As mentioned yesterday in Class D instead of class AB, I tried making a class D amplifier out of the one-op-amp amplifier I had built before, adding a comparator comparing that value with a triangle wave from my FG-500 function generator. The output of the comparator feeds into the gates of a pair of FETs arranged as a cMOS inverter. The slew rate of the the MCP6002 or MCP6004 was causing problems: I couldn’t use a high enough frequency on the triangle wave to be inaudible, and the FETs were spending too much time in the intermediate region where they had higher resistance (and more power dissipation).
This morning I replaced the MCP6002 op amp used as a comparator with an LM311, which is designed for use as a comparator.

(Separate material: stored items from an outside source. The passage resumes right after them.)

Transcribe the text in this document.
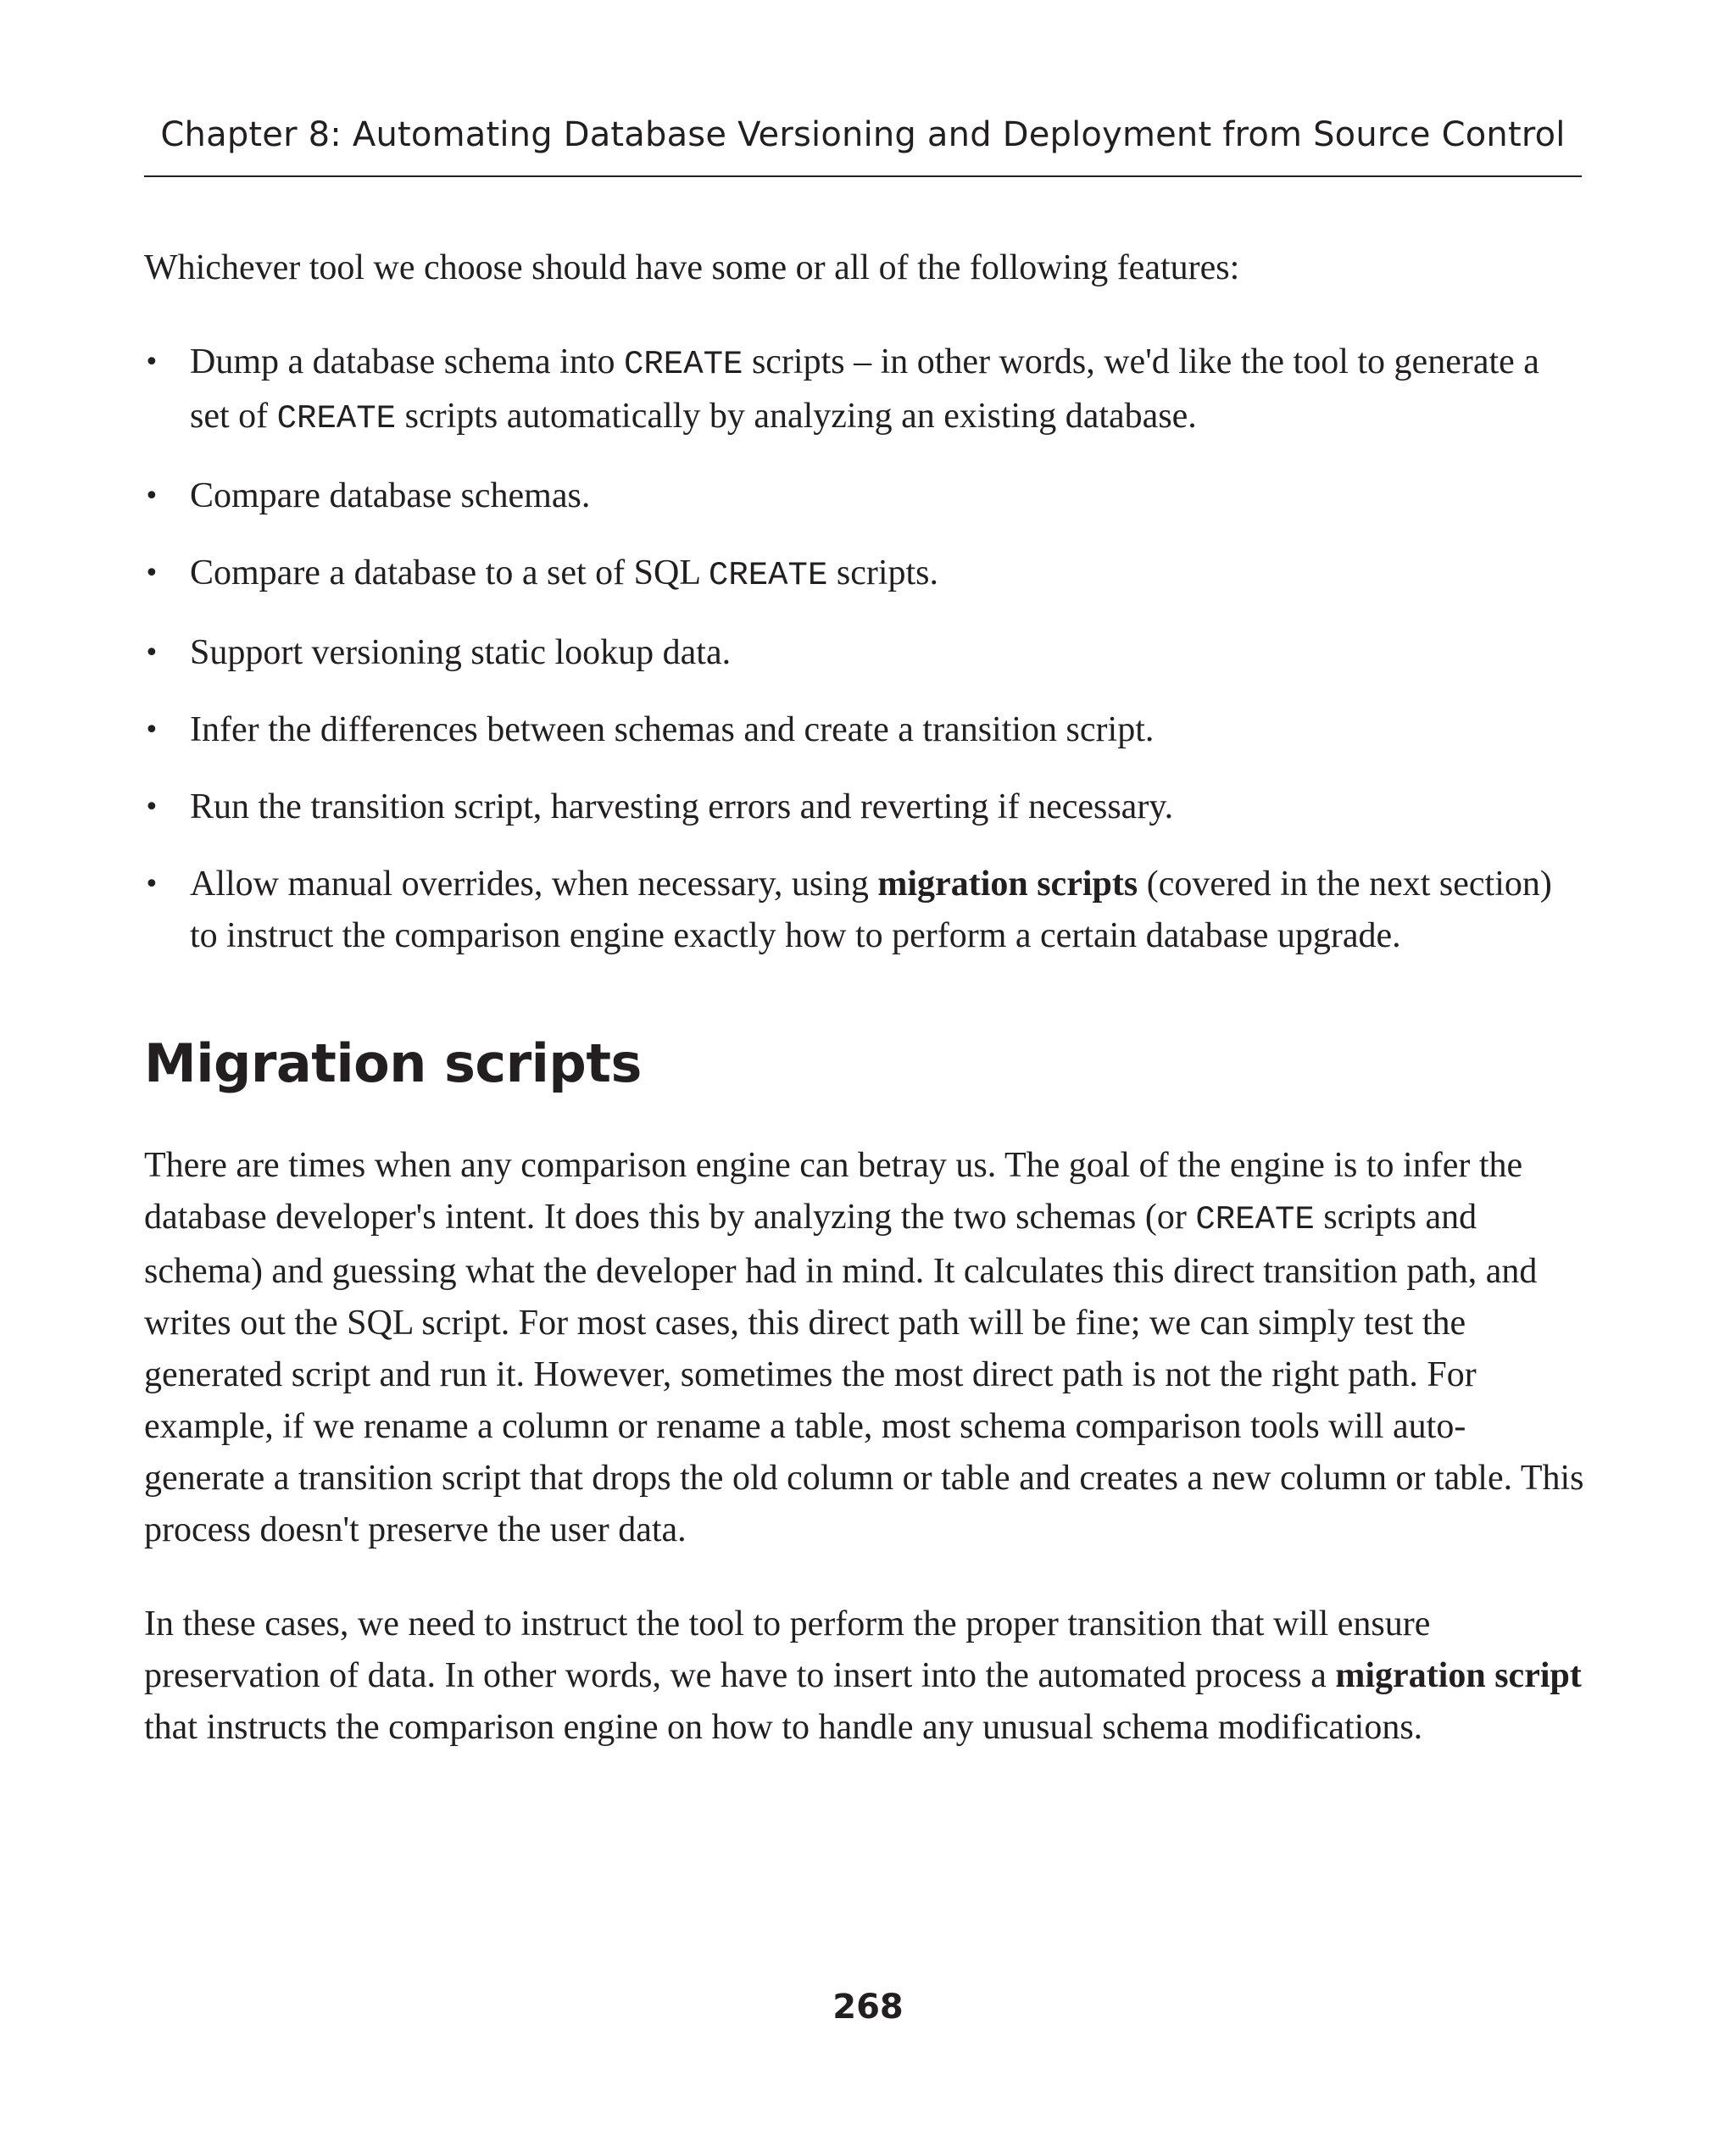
Chapter 8: Automating Database Versioning and Deployment from Source Control

Whichever tool we choose should have some or all of the following features:

• Dump a database schema into CREATE scripts – in other words, we'd like the tool to generate a set of CREATE scripts automatically by analyzing an existing database.
• Compare database schemas.
• Compare a database to a set of SQL CREATE scripts.
• Support versioning static lookup data.
• Infer the differences between schemas and create a transition script.
• Run the transition script, harvesting errors and reverting if necessary.
• Allow manual overrides, when necessary, using migration scripts (covered in the next section) to instruct the comparison engine exactly how to perform a certain database upgrade.
Migration scripts

There are times when any comparison engine can betray us. The goal of the engine is to infer the database developer's intent. It does this by analyzing the two schemas (or CREATE scripts and schema) and guessing what the developer had in mind. It calculates this direct transition path, and writes out the SQL script. For most cases, this direct path will be fine; we can simply test the generated script and run it. However, sometimes the most direct path is not the right path. For example, if we rename a column or rename a table, most schema comparison tools will auto-generate a transition script that drops the old column or table and creates a new column or table. This process doesn't preserve the user data.

In these cases, we need to instruct the tool to perform the proper transition that will ensure preservation of data. In other words, we have to insert into the automated process a migration script that instructs the comparison engine on how to handle any unusual schema modifications.

268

Its output just turns on a bipolar transistor between two pins, so I needed to use a pull-up resistor. I chose to use 100Ω, as a compromise between getting a fast rise time and dissipating too much power when the transistor is turned on.
This design worked fine as a class D amplifier, and the FETs for the output stage barely got warm. I’m planning to restructure the power amp lab around class D amplifiers rather than class AB, since the design is much simpler to do (no worries about the threshold voltages of the FETs moving around or thermal runaway). Class D is also more typical of cheap audio power amplifiers these days, so students should become familiar with it, even if it is not much used in bioinstrumentation.

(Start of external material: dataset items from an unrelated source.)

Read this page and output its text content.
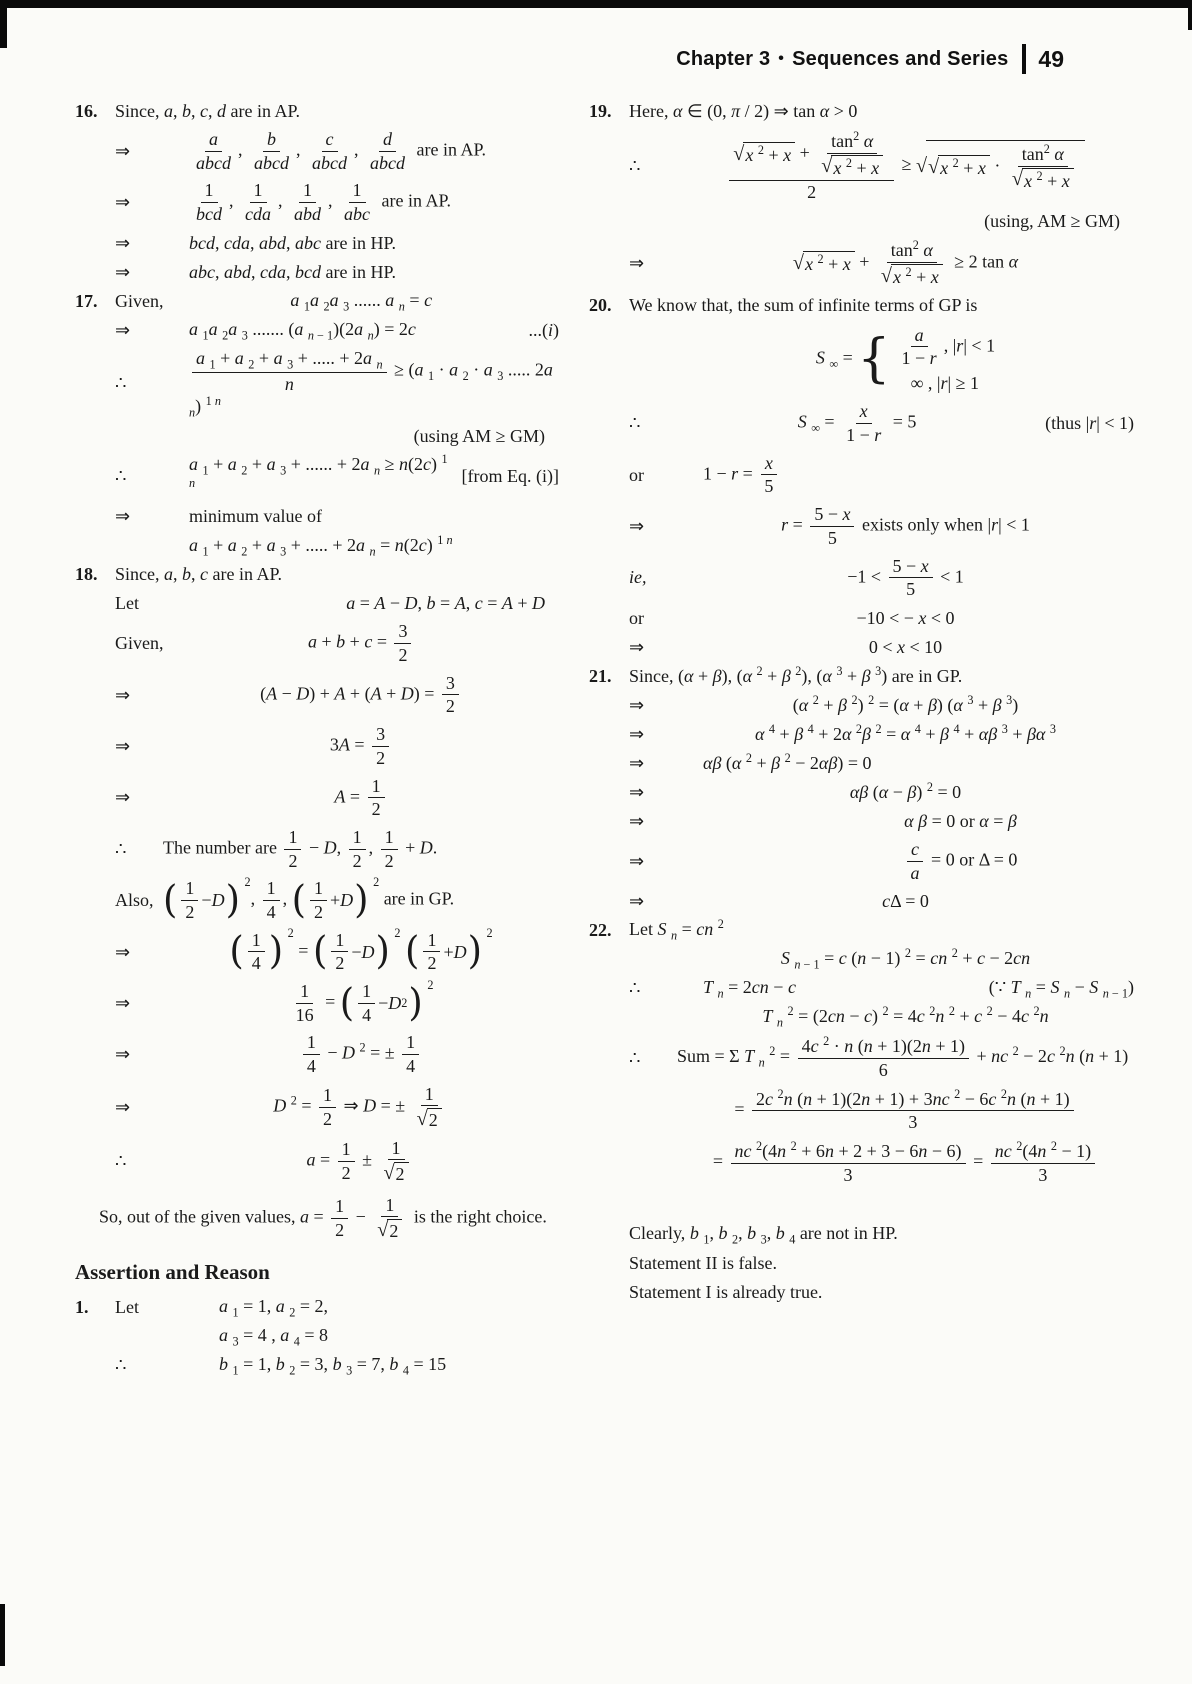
Chapter 3 • Sequences and Series 49
16. Since, a, b, c, d are in AP.
⇒	$\frac{a}{\text{abcd}}$ , $\frac{b}{\text{abcd}}$ , $\frac{c}{\text{abcd}}$ , $\frac{d}{\text{abcd}}$ are in AP.
⇒	$\frac{1}{\text{bcd}}$ , $\frac{1}{\text{cda}}$ , $\frac{1}{\text{abd}}$ , $\frac{1}{\text{abc}}$ are in AP.
⇒	bcd, cda, abd, abc are in HP.
⇒	abc, abd, cda, bcd are in HP.
17. Given,	a $_1$a $_2$a $_3$ ...... a $_n$ = c
⇒	a $_1$a $_2$a $_3$ ....... (a $_{n - 1}$)(2a $_n$) = 2c	...(i)
∴	$\frac{a _1 + a _2 + a _3 + ..... + 2a _n}{n} \ge (a$ $_1$ · a $_2$ · a $_3$ ..... 2a $_n$) $^{1 n}$
(using AM ≥ GM)
∴
a $_1$ + a $_2$ + a $_3$ + ...... + 2a $_n$ ≥ n(2c) $^{1 n}$	[from Eq. (i)]
⇒	minimum value of
a $_1$ + a $_2$ + a $_3$ + ..... + 2a $_n$ = n(2c) $^{1 n}$
18. Since, a, b, c are in AP.
Let	a = A − D, b = A, c = A + D
Given,	$a + b + c = \frac{3}{2}$
⇒	$(A - D) + A + (A + D) = \frac{3}{2}$
⇒	$3A = \frac{3}{2}$
⇒	$A = \frac{1}{2}$
∴	The number are $\frac{1}{2} - D$, $\frac{1}{2}$ , $\frac{1}{2} + D$.
Also, ( $\frac{1}{2} - D$ ) $^2$, $\frac{1}{4}$ , ( $\frac{1}{2} + D$ ) $^2$ are in GP.
⇒	( $\frac{1}{4}$ ) $^2$ = ( $\frac{1}{2} - D$ ) $^2$ ( $\frac{1}{2} + D$ ) $^2$
⇒	$\frac{1}{16}$ = ( $\frac{1}{4} - D$ 2 ) $^2$
⇒	$\frac{1}{4} - D$ $^2$ = ± $\frac{1}{4}$
⇒	D $^2 = \frac{1}{2}$ ⇒ D = ± $\frac{1}{√ 2}$
∴	$a = \frac{1}{2} \pm \frac{1}{√ 2}$
So, out of the given values, $a = \frac{1}{2} - \frac{1}{√ 2}$ is the right choice.
Assertion and Reason
1.	Let	a $_1$ = 1, a $_2$ = 2,
a $_3$ = 4 , a $_4$ = 8
∴	b $_1$ = 1, b $_2$ = 3, b $_3$ = 7, b $_4$ = 15
19. Here, α ∈ (0, π / 2) ⇒ tan α > 0
∴	$\frac{√ x ^2 + x + \frac{\tan^2 \alpha}{√ x ^2 + x}}{2}$ ≥ √ √ x $^2 + x \cdot \frac{\tan^2 \alpha}{√ x ^2 + x}$
(using, AM ≥ GM)
⇒	√ x $^2 + x + \frac{\tan^2 \alpha}{√ x ^2 + x} \ge 2$ tan α
20. We know that, the sum of infinite terms of GP is
S $_\infty$ = { $\frac{a}{1 - r}$ , |r| < 1
∞ , |r| ≥ 1
∴	S $_\infty = \frac{x}{1 - r} = 5$	(thus |r| < 1)
or	$1 - r = \frac{x}{5}$
⇒	$r = \frac{5 - x}{5}$ exists only when |r| < 1
ie,	$-1 < \frac{5 - x}{5} < 1$
or	−10 < − x < 0
⇒	0 < x < 10
21. Since, (α + β), (α $^2$ + β $^2$), (α $^3$ + β $^3$) are in GP.
⇒	(α $^2$ + β $^2$) $^2$ = (α + β) (α $^3$ + β $^3$)
⇒	α $^4$ + β $^4$ + 2α $^2$β $^2$ = α $^4$ + β $^4$ + αβ $^3$ + βα $^3$
⇒	αβ (α $^2$ + β $^2$ − 2αβ) = 0
⇒	αβ (α − β) $^2$ = 0
⇒	α β = 0 or α = β
⇒	$\frac{c}{a} = 0$ or Δ = 0
⇒	cΔ = 0
22. Let S $_n$ = cn $^2$
S $_{n - 1}$ = c (n − 1) $^2$ = cn $^2$ + c − 2cn
∴	T $_n$ = 2cn − c	(∵ T $_n$ = S $_n$ − S $_{n - 1}$)
T $_n$ $^2$ = (2cn − c) $^2$ = 4c $^2$n $^2$ + c $^2$ − 4c $^2$n
∴	Sum = Σ T $_n$ $^2 = \frac{4c ^2 \cdot n (n + 1)(2n + 1)}{6}$ + nc $^2$ − 2c $^2$n (n + 1)
= $\frac{2c ^2n (n + 1)(2n + 1) + 3nc ^2 - 6c ^2n (n + 1)}{3}$
= $\frac{nc ^2(4n ^2 + 6n + 2 + 3 - 6n - 6)}{3} = \frac{nc ^2(4n ^2 - 1)}{3}$
Clearly, b $_1$, b $_2$, b $_3$, b $_4$ are not in HP.
Statement II is false.
Statement I is already true.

I’ll probably have the students use the LM2903, rather than the LM311, since it seems to be the cheapest through-hole comparator available from DigiKey, and does not have the complications of the balance and strobe pins of the LM311 (nor the pair of output pins). I’ll order a bunch from DigiKey, and check that the design works ok with them as well. The LM2903 does have only a 20mA output current, rather than the 45mA output current for the LM311, which would mean a 330Ω pullup resistor, rather than 150Ω for the LM311 with a 6.6v supply (hmm, my 100Ω resistor was exceeding the spec a bit). That means somewhat slower rise times for the gates of the FETs, which is probably the limiting factor on the efficiency of the amplifier. I suppose I could add a class A stage with a bipolar transistor to drive the FET gates if I needed faster rise times, but I think that the current design is working well enough for a 1-week lab exercise, so I won’t mess with it unless I need to.
If this were a more advanced class on amplifiers, we’d probably go through all the major classes of amplifier design, but for a first circuits class, I think that using op amps, comparators, Schmitt triggers, instrumentation amps, and class D amplifiers is probably enough.